Dr. Hess wrote: You're comparing no fund and no emergency with 3K fund and an emergency. You're missing a couple of options. No fund with 3K emergency and 3K fund with no emergency. Then there's cost of not having a fund. The math/probability starts to get tricky in the analysis, but you are always better off having the 3K fund, even if you just drained it. The cards you cut up, never allowing yourself to fall into that trap again.
Pretty sure I covered all four basic options. Both fund and no fund were meant to be addressed in each scenario, but it was somewhat implicit.
Let's try it again, more explicitly in case I missed something. Feel free to demonstrate my idiocy. I'm good at being dense sometimes.
Case 1: No fund/No emergency. This one's easy. It gets you out of debt the fastest, and since nothing went wrong, the lack of a fund doesn't hurt.

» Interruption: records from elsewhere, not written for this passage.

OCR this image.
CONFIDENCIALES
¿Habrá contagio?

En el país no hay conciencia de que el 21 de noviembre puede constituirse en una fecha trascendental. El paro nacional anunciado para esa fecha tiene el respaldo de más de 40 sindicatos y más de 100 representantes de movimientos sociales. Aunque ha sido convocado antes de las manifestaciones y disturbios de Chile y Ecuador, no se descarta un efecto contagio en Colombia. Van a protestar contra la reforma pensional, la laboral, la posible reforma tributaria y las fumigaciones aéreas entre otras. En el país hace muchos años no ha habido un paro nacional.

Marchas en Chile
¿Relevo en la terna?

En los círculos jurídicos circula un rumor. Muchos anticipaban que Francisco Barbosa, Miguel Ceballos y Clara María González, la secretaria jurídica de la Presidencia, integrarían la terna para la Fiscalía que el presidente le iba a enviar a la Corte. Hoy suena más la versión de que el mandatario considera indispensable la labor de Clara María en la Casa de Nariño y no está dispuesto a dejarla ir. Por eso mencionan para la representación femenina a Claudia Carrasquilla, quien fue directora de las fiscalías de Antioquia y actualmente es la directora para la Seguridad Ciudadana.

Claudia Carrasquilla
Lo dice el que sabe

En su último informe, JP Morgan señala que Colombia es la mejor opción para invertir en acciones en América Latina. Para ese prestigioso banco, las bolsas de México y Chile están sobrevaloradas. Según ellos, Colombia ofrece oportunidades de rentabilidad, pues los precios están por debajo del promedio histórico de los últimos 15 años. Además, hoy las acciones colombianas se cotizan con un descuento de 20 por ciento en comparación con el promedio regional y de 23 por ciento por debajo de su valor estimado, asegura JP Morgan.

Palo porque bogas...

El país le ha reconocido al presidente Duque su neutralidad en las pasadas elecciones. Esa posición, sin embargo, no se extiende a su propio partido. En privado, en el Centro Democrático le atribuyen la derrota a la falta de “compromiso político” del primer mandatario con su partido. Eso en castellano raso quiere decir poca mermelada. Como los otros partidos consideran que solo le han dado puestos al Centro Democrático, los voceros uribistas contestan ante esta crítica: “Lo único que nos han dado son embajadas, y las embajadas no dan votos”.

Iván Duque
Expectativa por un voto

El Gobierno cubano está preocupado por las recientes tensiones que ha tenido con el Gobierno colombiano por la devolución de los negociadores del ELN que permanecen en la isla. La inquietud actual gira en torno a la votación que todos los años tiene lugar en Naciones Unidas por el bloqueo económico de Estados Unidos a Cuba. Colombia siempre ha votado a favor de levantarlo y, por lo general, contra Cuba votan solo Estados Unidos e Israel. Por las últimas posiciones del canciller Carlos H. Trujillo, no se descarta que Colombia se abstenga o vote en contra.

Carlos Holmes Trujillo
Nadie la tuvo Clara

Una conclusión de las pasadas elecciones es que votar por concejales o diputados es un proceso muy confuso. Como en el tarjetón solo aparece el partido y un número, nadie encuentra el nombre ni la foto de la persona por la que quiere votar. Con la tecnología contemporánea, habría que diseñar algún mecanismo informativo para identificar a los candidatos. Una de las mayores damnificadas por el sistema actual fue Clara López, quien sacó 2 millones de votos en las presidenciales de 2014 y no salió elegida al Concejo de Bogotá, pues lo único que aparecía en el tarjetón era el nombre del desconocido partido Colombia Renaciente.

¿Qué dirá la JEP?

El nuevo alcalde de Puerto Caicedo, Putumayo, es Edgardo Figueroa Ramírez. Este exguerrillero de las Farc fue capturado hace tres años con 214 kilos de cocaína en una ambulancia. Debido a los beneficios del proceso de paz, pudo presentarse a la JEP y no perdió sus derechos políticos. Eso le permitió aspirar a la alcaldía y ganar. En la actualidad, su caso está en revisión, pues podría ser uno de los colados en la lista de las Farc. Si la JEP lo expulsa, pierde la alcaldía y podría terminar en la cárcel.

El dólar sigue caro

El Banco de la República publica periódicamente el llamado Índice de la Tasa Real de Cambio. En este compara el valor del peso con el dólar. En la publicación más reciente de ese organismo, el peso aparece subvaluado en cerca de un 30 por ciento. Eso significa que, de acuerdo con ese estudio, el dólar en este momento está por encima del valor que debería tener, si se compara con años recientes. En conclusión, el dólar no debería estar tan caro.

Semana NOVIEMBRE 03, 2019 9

Case 2: 3k fund/no emergency: Still not too bad, because you didn't have an emergency. But you paid extra interest on the $3k you didn't use to pay off the CC.
Result for 1&2: No fund comes out ahead.
Case 3: $3k Fund with $3k emergency: This is the type of thing you have the fund for. Fund pays off the emergency, and you keep on going. However, you've still been paying interest on that $3k you used to make the fund between when you started and when the emergency occurs.
Case 4: No fund with $3k emergency You get stuck putting $#k back on the card. A depressing occurrence to say the least. However, it's the same $3k that you would have left on the car earlier to build up the fund, so your total balance on the card is in the same ballpark as in Case 3. In fact, since you've not been paying interest on that $3k in the meantime, your balance is still somewhat better than in case 3.
Results for 3&4. No fund still comes out ahead.
Keep the card for just long enough to build up a fund after thee CC has been paid off. Then cut it up.
This is predicated on a realistic grasp of what does or doesn't constitute an emergency. If you don't have that, the fund makes it harder to fall back into bad habits.